Some options which exist that could help keep you from building this solution from scratch.

Amazon Route53 DNS routing policies such as “fail over routing” or “multivalue answer routing” (Other cloud providers should have similar features in their hosted DNS offerings)
Vendor products such as F5 GTM or A10 GSLB
An open source solution like polaris-gslb

Other Considerations

Once issues on the application side have been solved by having our DNS response based on the health and availability of our application, there still may be other things to consider while making sure everything is working as expected.

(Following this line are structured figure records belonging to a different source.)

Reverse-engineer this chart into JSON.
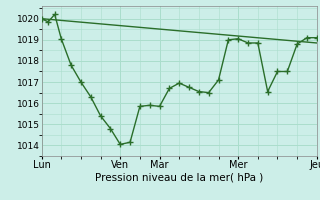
{
  "background_color": "#cceee8",
  "grid_color": "#aaddcc",
  "line_color": "#2a6e2a",
  "marker_color": "#2a6e2a",
  "xlabel": "Pression niveau de la mer( hPa )",
  "ylim": [
    1013.5,
    1020.6
  ],
  "yticks": [
    1014,
    1015,
    1016,
    1017,
    1018,
    1019,
    1020
  ],
  "xlim": [
    0,
    336
  ],
  "day_positions": [
    0,
    96,
    144,
    240,
    336
  ],
  "day_labels": [
    "Lun",
    "Ven",
    "Mar",
    "Mer",
    "Jeu"
  ],
  "series1_x": [
    0,
    8,
    16,
    24,
    36,
    48,
    60,
    72,
    84,
    96,
    108,
    120,
    132,
    144,
    156,
    168,
    180,
    192,
    204,
    216,
    228,
    240,
    252,
    264,
    276,
    288,
    300,
    312,
    324,
    336
  ],
  "series1_y": [
    1020.0,
    1019.85,
    1020.2,
    1019.05,
    1017.8,
    1017.0,
    1016.3,
    1015.4,
    1014.8,
    1014.05,
    1014.15,
    1015.85,
    1015.9,
    1015.85,
    1016.7,
    1016.95,
    1016.75,
    1016.55,
    1016.5,
    1017.1,
    1019.0,
    1019.05,
    1018.85,
    1018.85,
    1016.55,
    1017.5,
    1017.5,
    1018.8,
    1019.1,
    1019.1
  ],
  "series2_x": [
    0,
    336
  ],
  "series2_y": [
    1020.0,
    1018.85
  ]
}
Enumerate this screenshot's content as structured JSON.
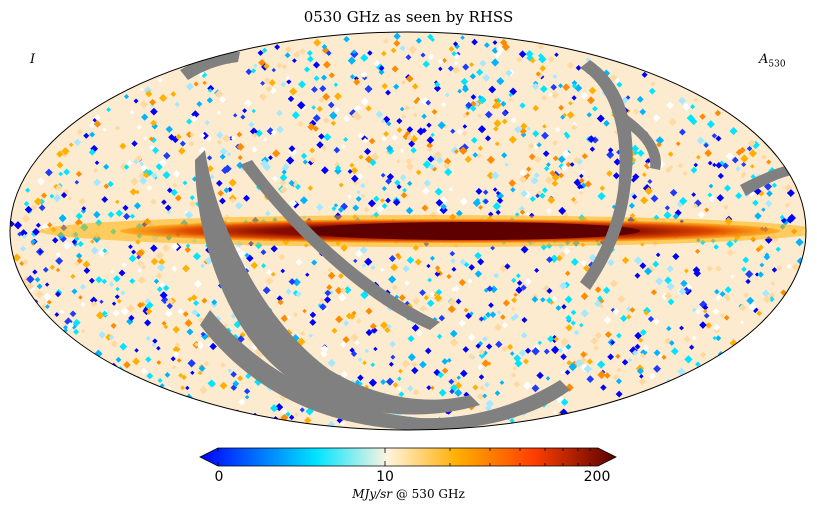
{
  "title": "0530 GHz as seen by RHSS",
  "corner_left": "I",
  "corner_right_main": "A",
  "corner_right_sub": "530",
  "colorbar": {
    "min_label": "0",
    "mid_label": "10",
    "max_label": "200",
    "units_italic": "MJy/sr",
    "units_rest": " @ 530 GHz",
    "colors": [
      "#0000ff",
      "#00e5ff",
      "#fff4e0",
      "#ffae00",
      "#ff4000",
      "#5a0000"
    ]
  },
  "map": {
    "projection": "mollweide",
    "mask_color": "#808080",
    "galactic_plane_color": "#7a0000"
  }
}
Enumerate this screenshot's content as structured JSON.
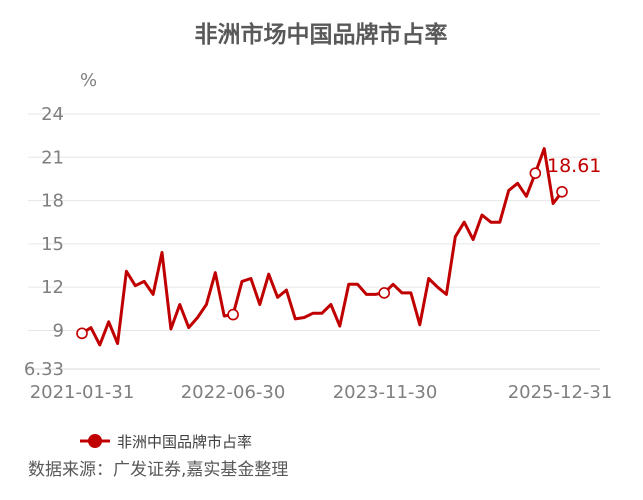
{
  "chart_data": {
    "type": "line",
    "title": "非洲市场中国品牌市占率",
    "unit_label": "%",
    "y_ticks": [
      "24",
      "21",
      "18",
      "15",
      "12",
      "9",
      "6.33"
    ],
    "y_tick_values": [
      24,
      21,
      18,
      15,
      12,
      9,
      6.33
    ],
    "ylim": [
      6.33,
      24
    ],
    "x_tick_labels": [
      "2021-01-31",
      "2022-06-30",
      "2023-11-30",
      "2025-12-31"
    ],
    "x_tick_indices": [
      0,
      17,
      34,
      59
    ],
    "grid": true,
    "legend_position": "bottom-left",
    "series": [
      {
        "name": "非洲中国品牌市占率",
        "color": "#c00000",
        "values": [
          8.8,
          9.2,
          8.0,
          9.6,
          8.1,
          13.1,
          12.1,
          12.4,
          11.5,
          14.4,
          9.1,
          10.8,
          9.2,
          9.9,
          10.8,
          13.0,
          10.0,
          10.1,
          12.4,
          12.6,
          10.8,
          12.9,
          11.3,
          11.8,
          9.8,
          9.9,
          10.2,
          10.2,
          10.8,
          9.3,
          12.2,
          12.2,
          11.5,
          11.5,
          11.6,
          12.2,
          11.6,
          11.6,
          9.4,
          12.6,
          12.0,
          11.5,
          15.5,
          16.5,
          15.3,
          17.0,
          16.5,
          16.5,
          18.7,
          19.2,
          18.3,
          19.9,
          21.6,
          17.8,
          18.61
        ],
        "x_index": [
          0,
          1,
          2,
          3,
          4,
          5,
          6,
          7,
          8,
          9,
          10,
          11,
          12,
          13,
          14,
          15,
          16,
          17,
          18,
          19,
          20,
          21,
          22,
          23,
          24,
          25,
          26,
          27,
          28,
          29,
          30,
          31,
          32,
          33,
          34,
          35,
          36,
          37,
          38,
          39,
          40,
          41,
          42,
          43,
          44,
          45,
          46,
          47,
          48,
          49,
          50,
          51,
          52,
          53,
          54
        ],
        "marker_indices": [
          0,
          17,
          34,
          51,
          54
        ],
        "last_value_label": "18.61"
      }
    ]
  },
  "source_text": "数据来源：广发证券,嘉实基金整理"
}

It is important to gain a deeper understanding on how this solution may work during maintenance events. Removing an instance of HAProxy from rotation and then draining connections with minimal client impact will be important.
Understanding how http client connection pooling interacts with frontend configurations like http-keep-alive and client connection timeouts in the event of a grey failure. For example if the application is down through an instance of HAProxy, but HAProxy is still alive with persistent client connections how will this impact clients?
Understanding how your DNS TTL is configured, what DNS caching you have in your lookup path, and how that interacts with client and frontend configurations. Make sure you understand specifically if your DNS lookup path honors DNS record TTL configuration.
Make sure that your solution is well documented and understood both from an operations perspective as well as a consumer perspective. If developers aren’t aware of how to interact with your service no matter how much time you put into making things resilient a poor client configuration will nullify that work.

Other Interesting Ideas

While exploring how to solve this problem I investigated a few other interesting ideas which we decided not to pursue. Even though we didn’t pursue them they still might be something that inspires a solution in this problem space so I’ll talk briefly about them below.

Netflix Hystrix

Since the application in question was an infrastructure API without a user-facing interface using something like Netflix Hystrix seemed like it could possibly help. Overall even though Hystrix offered quite a few interesting features and could possibly have helped solve our problem the complexity of the solution wasn’t something we were prepared to introduce to what was actually a fairly simple application. In the months since the initial problem I’ve worked tangentially with Hystrix and may consider revisiting it depending on the solution based on the experience.

DNS SRV

In a prior life I spent quite a bit of time working with Microsoft Active Directory and Exchange. Based on this experience I learned quite a bit about using the DNS SRV locator record pattern for service discovery and client access. This record includes all the information which would be required for a smart client to determine service endpoints it should be talking to and also determine how to handle failures and connection distribution across multiple instances. While these features sound great they don’t seem to be used very often in the real world based on my research aside from with Active Directory. For the problem at hand pushing this complexity to clients wasn’t appropriate as there were a number of teams using this service that implemented the client logic themselves in various languages. In the future this may be something worth revisiting for a service with a homogenous client / server setup or in the event of resources being available to create reference clients for the different consumer teams.